Drills can do more than just spin. At least they can if they’re a hammer drill or a drill / driver. But what is it that makes a drill a drill / driver?
In case you hadn’t alraedy figured it out, the driver part refers to driving screws. This doesn’t just mean that you can put a phillips bit into the chuck and use it. This means it is truly designed for driving screws. But what is it that makes it designed for driving screws?
Adjustable Clutch Mechanism
The feature that makes a drill / driver really suitable for driving screws is the adjustable clutch. By setting the clutch to a lower setting, it’ll stop when the screw just starts to get snug. By adjusting it the other way, it’ll get much tighter. The idea is that you can drive a screw and not have to worry about stripping out the material by over-tightening. That’s such a timesaver if you get it set right. Just start low and adjust it until it gets to the right setting.
Still works like a standard drill
As the fact that it is a drill / driver implies, it also works as a drill.
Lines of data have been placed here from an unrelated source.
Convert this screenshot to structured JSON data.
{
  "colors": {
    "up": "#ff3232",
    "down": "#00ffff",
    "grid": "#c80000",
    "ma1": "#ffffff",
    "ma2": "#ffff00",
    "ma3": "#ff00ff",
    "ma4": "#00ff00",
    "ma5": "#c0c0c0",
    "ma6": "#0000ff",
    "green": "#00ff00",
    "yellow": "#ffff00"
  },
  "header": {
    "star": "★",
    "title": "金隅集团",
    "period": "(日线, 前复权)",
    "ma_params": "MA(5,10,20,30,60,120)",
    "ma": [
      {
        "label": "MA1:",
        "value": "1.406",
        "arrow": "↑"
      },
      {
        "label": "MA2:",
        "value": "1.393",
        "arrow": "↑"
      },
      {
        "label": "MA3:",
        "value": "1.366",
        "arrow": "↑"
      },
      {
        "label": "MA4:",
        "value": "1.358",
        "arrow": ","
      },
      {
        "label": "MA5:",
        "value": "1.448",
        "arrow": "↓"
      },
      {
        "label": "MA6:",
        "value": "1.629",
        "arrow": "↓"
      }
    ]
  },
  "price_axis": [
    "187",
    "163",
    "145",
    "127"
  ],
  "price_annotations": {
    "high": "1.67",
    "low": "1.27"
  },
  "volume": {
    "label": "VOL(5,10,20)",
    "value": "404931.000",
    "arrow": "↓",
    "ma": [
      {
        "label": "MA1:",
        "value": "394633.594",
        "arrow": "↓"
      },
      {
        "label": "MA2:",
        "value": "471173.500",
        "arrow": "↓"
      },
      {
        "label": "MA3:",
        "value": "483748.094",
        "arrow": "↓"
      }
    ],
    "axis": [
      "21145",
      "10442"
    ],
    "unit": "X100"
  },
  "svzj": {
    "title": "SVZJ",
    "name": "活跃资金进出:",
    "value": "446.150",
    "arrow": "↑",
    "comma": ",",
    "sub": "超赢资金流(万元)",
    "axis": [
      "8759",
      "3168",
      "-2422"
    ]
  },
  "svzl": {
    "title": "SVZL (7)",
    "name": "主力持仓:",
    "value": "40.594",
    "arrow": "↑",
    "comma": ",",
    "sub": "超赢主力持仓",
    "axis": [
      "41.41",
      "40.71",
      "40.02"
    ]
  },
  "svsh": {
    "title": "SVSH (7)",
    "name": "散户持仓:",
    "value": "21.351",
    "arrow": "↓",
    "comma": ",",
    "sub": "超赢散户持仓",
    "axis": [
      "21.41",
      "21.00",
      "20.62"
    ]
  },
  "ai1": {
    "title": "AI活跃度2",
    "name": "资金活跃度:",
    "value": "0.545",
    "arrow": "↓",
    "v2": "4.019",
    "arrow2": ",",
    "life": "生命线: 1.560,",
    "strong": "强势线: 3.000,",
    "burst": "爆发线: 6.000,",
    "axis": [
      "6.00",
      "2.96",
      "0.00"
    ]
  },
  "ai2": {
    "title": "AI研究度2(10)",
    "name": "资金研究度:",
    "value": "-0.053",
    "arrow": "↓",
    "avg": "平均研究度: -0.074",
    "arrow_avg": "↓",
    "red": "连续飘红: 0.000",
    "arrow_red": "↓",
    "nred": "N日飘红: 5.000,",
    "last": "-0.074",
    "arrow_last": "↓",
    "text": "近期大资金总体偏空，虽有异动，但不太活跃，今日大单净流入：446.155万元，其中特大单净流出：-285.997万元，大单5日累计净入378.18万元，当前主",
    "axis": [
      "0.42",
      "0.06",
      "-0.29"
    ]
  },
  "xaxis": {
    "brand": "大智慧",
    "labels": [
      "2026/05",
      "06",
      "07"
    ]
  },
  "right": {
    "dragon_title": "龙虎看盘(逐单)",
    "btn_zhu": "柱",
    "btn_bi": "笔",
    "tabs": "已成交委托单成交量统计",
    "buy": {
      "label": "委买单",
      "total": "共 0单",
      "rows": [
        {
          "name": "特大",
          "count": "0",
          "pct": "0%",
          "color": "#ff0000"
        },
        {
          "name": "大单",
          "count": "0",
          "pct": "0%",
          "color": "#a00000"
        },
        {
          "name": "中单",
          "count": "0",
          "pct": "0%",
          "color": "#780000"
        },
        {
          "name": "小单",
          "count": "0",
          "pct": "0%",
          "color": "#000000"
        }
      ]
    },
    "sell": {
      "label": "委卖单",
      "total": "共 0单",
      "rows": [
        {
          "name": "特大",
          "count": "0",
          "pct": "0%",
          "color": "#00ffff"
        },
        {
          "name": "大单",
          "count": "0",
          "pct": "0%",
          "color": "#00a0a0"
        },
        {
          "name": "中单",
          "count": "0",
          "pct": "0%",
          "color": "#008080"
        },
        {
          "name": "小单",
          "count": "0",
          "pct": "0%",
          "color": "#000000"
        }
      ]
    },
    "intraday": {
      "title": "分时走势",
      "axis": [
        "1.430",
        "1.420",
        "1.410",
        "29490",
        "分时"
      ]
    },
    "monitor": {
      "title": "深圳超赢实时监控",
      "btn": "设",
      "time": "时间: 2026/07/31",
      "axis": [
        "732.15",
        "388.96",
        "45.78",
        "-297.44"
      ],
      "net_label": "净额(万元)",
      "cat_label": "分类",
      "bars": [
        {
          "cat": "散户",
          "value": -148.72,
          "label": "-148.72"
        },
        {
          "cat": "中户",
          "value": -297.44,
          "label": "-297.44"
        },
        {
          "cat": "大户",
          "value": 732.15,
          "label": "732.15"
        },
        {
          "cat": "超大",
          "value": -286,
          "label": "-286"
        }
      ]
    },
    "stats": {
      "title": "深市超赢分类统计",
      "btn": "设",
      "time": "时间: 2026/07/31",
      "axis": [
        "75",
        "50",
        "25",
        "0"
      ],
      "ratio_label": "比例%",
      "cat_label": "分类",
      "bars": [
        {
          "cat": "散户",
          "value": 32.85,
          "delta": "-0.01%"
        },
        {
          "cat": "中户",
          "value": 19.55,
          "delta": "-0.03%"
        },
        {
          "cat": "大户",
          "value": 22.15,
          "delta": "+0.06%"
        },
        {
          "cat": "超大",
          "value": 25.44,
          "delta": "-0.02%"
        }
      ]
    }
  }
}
There is a mode that turns off the clutch completely so it functions as a drill. The dual modes make the tool much more useful than just having a drilling mode.
More useful, so look for the driver mode
Even more useful is the drill / driver / hammerdrill, but many people won’t ever need the hammerdrill capabilities. I’d personally recommend at least looking for a drill / driver, as I know that my in-laws, my father and I personally use our cordless models for driving screws quite often. Making holes is only so useful. Screwdriving expands the uses for a drill many times over and means it’ll get a lot more use. Being able to use it more makes it a better value.